Por cierto, el que crea que se trabaja menos con la consulta telefónica es que no ha trabajado en atención primaria y habla sin saber

 

José Luis Quintana, médico de familia.

 


Una gran escalada o más por menos

marzo 21, 2011

Si les digo que hay una empresa japonesa (mi más sincero apoyo a todos los que están sufriendo allí) que ha aumentado su actividad en un 447% en 9 años, es decir, a un 49% anual, ¿qué me dirían? Pues eso, que es algo increíble, pero que… son japoneses.

Pero no, señoras y señores, hay una empresa española que lo ha hecho y, para colmo de lo absurdo, es de “la Pública”, su servicio, como dicen los de rtve. Somos médicos y enfermeras del Servicio Madrileño de Salud y voy a decirles algo más: a coste cero, sin incremento de los salarios o de las horas de trabajo, que en la pública no se cobran a precio de controlador aéreo; peor aún, por la crisis, incluso hemos mejorado nuestra productividad a costa de bajarnos el sueldo :-(. Me estoy refiriendo al control del tratamiento de anticoagulación oral (TAO), vamos… “el Sintrom”, que se inició en nuestro centro en 2002. Miren el gráfico y lo comprenderán.

Gráfico de las visitas anuales por control de Sintrom

Visita anuales al centro de salud para el control del TAO

Ya he dicho en otras ocasiones que la información es poder, por eso no quieren que seamos dueños de nuestros propios datos, ni nuestros gestores, ni muchos de nuestros compañeros (que de todo hay en la viña del Señor). Pero nosotros todavía podemos sacar algo de lo que producimos (en información) para consumo propio. Tenemos la posibilidad de conocer qué episodios de la CIAP son los que generan más visitas y establecer un ranking: en 2002, la fibrilación auricular (FA), patología que genera muchas de las indicaciones del TAO, ocupaba el puesto 16 del ranking, con 428 visitas; en el año 2009 ocupó el 5º; y en el 2010 el 9º, con 2043, o sea, que las visitas por FA han aumentado 5 veces en ese periodo.

Solo puedo decir que ha sido gracias a todos los compañeros, médicos, enfermeras y personal administrativo, que trabajan sin reconocimiento para todos, para ustedes, para el público: somos “la Pública”, su Servicio de Salud.

José Antonio González-Posada Delgado, médico de familia

De urgencias

marzo 13, 2011

En nuestro centro, tenemos por costumbre que, cuando las consultas están llenas y algún paciente dice que no puede esperar a citarse con su médico -no le llamamos nunca urgencia, porque en primaria prácticamente no existen- se le valora en la consulta que ese día está designada a tal efecto.

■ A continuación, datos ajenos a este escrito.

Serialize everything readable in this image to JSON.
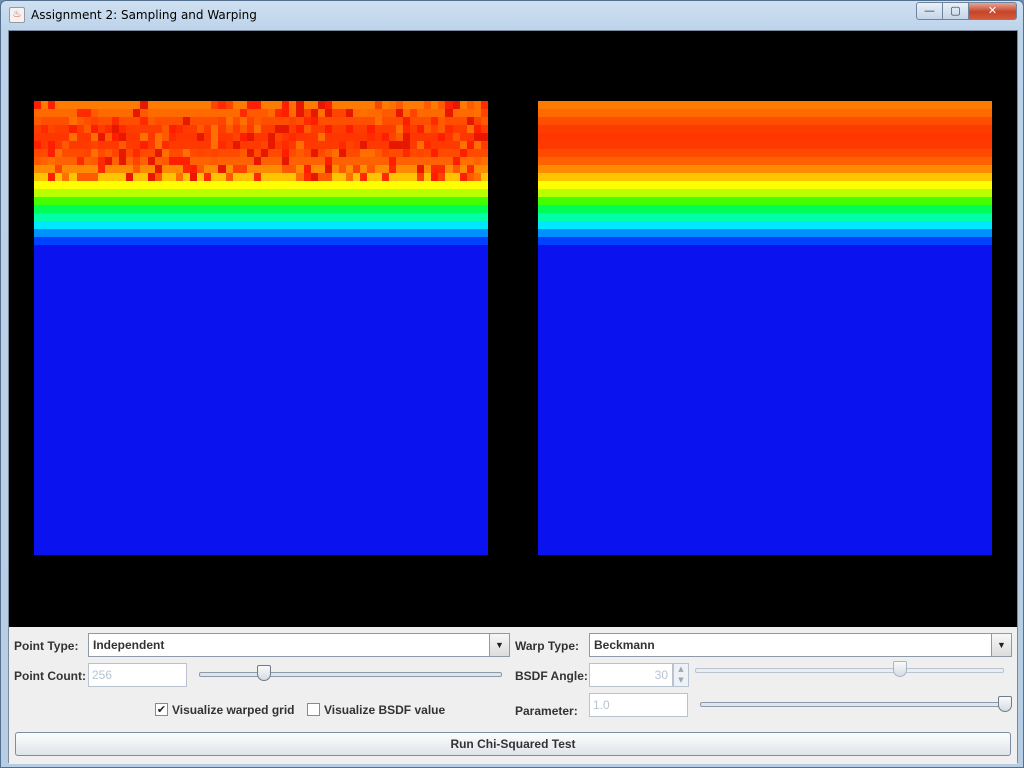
{
  "window": {
    "title": "Assignment 2: Sampling and Warping",
    "controls": {
      "minimize": "—",
      "maximize": "▢",
      "close": "✕"
    }
  },
  "colors": {
    "band_top": [
      "#ff7a00",
      "#ff6a00",
      "#ff4e00",
      "#ff3c00",
      "#ff3600",
      "#ff3a00",
      "#ff4a00",
      "#ff6200",
      "#ff8c00",
      "#ffc400",
      "#ffff00",
      "#b8ff00",
      "#44ff00",
      "#00ff55",
      "#00ffa8",
      "#00e8ff",
      "#0090ff",
      "#0040ff",
      "#0a12f0"
    ],
    "body": "#0a12f0"
  },
  "controls": {
    "point_type": {
      "label": "Point Type:",
      "value": "Independent"
    },
    "warp_type": {
      "label": "Warp Type:",
      "value": "Beckmann"
    },
    "point_count": {
      "label": "Point Count:",
      "value": "256",
      "slider_fraction": 0.2
    },
    "bsdf_angle": {
      "label": "BSDF Angle:",
      "value": "30",
      "slider_fraction": 0.67
    },
    "visualize_grid": {
      "label": "Visualize warped grid",
      "checked": true
    },
    "visualize_bsdf": {
      "label": "Visualize BSDF value",
      "checked": false
    },
    "parameter": {
      "label": "Parameter:",
      "value": "1.0",
      "slider_fraction": 1.0
    },
    "run_button": "Run Chi-Squared Test"
  }
}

Hace menos de una semana atendí a una mujer de 48 años, sana, que no podía esperar. Contaba dolor faríngeo y disfonía; preguntada por la fiebre, me dijo que unas décimas el día anterior. Su médico tenía hueco en la agenda al día siguiente, pero no para ese mismo día. Le dije que no comprendía el motivo por el que no podía esperar, que podía ser atendida al día siguiente, pero que iba a hacer que la viera su médico en ese mismo día, cuando tuviese un poco de tiempo.  Se le dio cita para ese día, vamos, para un rato después, pero al ser llamada para atenderla no estaba. Hoy he contestado su reclamación en la que comenta que tenía que marcharse al trabajo y no podía esperar.

¿Cómo queremos poner orden y racionalidad en un sistema en el que un paciente, que sabe que no tiene ningún problema, ni siquiera mediano (de hecho se marchaba a trabajar) y que alega que no puede esperar, es atendido sin cita en ese día, pasando por delante de los pacientes citados, y cree que tiene derecho a reclamar porque no fue ipso facto? El asunto son las expectativas generadas: venga usted cuando quiera, como quiera, que le atenderemos inmediatamente… ¡no puede ser!. Ha llegado un momento en que voy a empezar a despedirme de los pacientes citados con: ¡Muchas gracias por citarse! En el fondo, es infinitamente más cómodo y sencillo “ir de urgencias”.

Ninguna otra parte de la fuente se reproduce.